Actor Bryan Cranston, best known for his Emmy Award-winning portrayal of the lead character Walter White in the television crime drama “Breaking Bad,” has recovered from COVID-19 and has donated his blood to assist treatment of others and research for finding a cure for the affliction.
“I was one of the lucky ones,” the 64-year-old Cranston wrote in an Instagram post along with posting a video. “Mild symptoms. I count my blessings and urge you to keep wearing the damn mask, keep washing your hands, and stay socially distant.”
In the video, Cranston said he contracted the virus “a little while ago” but gave no details.
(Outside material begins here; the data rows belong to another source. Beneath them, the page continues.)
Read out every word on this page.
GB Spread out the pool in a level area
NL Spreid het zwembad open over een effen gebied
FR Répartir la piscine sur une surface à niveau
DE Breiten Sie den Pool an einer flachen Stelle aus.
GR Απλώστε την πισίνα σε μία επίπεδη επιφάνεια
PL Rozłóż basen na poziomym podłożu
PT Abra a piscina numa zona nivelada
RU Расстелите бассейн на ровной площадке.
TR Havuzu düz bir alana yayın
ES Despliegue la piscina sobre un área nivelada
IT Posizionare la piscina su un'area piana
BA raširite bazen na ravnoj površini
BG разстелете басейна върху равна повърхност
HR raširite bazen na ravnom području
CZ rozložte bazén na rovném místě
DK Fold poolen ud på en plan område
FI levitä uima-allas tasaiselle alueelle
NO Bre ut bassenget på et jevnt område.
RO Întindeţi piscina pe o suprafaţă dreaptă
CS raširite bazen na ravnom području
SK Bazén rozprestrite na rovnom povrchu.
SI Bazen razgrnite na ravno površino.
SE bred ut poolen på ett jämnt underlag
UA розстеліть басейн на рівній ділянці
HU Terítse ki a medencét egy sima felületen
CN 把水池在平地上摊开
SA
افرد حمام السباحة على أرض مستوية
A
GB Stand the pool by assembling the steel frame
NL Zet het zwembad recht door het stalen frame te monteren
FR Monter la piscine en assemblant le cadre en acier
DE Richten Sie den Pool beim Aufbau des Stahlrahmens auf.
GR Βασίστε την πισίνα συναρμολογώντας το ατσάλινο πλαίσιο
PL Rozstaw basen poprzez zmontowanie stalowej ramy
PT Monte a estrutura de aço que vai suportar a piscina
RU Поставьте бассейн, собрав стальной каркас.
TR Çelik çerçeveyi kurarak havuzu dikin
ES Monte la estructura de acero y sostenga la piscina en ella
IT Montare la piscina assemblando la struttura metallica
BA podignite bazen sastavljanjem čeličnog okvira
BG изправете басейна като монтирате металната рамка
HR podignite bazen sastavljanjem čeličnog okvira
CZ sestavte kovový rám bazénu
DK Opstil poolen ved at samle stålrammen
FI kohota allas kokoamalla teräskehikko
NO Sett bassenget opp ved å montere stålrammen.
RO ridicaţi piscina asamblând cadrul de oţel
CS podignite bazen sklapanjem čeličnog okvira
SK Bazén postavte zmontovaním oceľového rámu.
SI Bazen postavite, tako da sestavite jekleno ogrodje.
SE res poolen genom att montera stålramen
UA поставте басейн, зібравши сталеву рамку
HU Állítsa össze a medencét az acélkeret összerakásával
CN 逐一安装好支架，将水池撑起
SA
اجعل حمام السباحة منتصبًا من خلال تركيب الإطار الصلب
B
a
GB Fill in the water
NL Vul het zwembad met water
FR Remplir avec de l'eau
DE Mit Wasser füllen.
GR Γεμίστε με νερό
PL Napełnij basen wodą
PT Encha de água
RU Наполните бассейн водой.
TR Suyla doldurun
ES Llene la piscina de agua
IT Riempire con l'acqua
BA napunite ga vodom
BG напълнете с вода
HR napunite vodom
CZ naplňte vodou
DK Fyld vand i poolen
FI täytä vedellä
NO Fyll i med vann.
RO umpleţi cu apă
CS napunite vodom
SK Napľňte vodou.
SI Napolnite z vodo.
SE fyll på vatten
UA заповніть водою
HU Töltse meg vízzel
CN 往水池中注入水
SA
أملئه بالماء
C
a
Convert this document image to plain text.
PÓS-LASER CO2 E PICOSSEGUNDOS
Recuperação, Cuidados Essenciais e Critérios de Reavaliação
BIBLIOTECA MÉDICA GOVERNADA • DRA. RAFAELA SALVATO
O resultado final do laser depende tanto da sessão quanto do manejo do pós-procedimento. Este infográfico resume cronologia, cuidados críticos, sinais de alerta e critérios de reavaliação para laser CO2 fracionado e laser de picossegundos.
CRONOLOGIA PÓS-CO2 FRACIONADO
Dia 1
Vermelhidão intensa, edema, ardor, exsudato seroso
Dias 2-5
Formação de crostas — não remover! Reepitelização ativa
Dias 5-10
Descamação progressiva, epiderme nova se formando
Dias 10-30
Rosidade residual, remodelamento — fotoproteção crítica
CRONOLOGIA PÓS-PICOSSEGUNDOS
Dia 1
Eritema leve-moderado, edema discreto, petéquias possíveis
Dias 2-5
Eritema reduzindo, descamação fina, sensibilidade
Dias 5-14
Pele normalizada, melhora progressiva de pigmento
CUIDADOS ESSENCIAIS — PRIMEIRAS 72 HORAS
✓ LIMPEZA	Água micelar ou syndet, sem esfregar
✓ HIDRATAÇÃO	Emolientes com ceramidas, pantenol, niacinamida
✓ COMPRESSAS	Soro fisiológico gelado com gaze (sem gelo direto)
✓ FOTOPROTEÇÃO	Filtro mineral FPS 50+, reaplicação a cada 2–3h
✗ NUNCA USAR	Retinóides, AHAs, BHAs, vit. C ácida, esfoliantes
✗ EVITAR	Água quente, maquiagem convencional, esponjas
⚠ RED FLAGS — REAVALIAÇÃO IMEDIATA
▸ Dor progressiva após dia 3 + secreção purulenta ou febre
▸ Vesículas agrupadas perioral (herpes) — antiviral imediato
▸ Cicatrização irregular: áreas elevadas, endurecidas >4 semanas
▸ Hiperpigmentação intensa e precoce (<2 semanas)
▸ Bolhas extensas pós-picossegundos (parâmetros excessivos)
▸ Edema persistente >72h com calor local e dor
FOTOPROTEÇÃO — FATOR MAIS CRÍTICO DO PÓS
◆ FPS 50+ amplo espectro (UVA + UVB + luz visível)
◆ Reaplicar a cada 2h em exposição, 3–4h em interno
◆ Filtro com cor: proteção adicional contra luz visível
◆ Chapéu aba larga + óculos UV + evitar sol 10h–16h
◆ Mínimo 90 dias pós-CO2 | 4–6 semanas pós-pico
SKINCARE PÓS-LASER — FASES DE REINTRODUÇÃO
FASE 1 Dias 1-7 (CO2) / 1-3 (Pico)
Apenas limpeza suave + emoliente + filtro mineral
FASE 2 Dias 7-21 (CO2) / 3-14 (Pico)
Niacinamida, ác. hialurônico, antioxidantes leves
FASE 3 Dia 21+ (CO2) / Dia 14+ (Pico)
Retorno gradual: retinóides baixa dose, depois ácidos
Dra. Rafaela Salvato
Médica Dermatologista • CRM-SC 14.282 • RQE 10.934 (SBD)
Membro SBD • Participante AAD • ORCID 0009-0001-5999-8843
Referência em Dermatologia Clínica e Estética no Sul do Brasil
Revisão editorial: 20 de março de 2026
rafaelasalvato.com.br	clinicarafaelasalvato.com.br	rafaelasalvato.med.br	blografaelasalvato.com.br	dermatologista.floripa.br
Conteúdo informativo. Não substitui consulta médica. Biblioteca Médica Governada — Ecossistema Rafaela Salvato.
"I was pretty strict in adhering to the protocols and still... I contracted the virus," he wrote.
The two minute and 34 second video is largely of Cranston donating his blood at the UCLA Blood & Platelet Center. The process takes about an hour he said, which he used to watch the 1957 film "A Face in the Crowd" with Patricia Neal, Walter Matthau and Andy Griffith.
Cranston, who also has starred in films and won two Tony Awards for his acting on Broadway, won four Emmys for his portrayal of White, a high school chemistry teacher diagnosed with lung cancer who joins with a former fellow student to manufacture methamphetamine, or crystal meth, to assure his family’s financial well-being after he dies.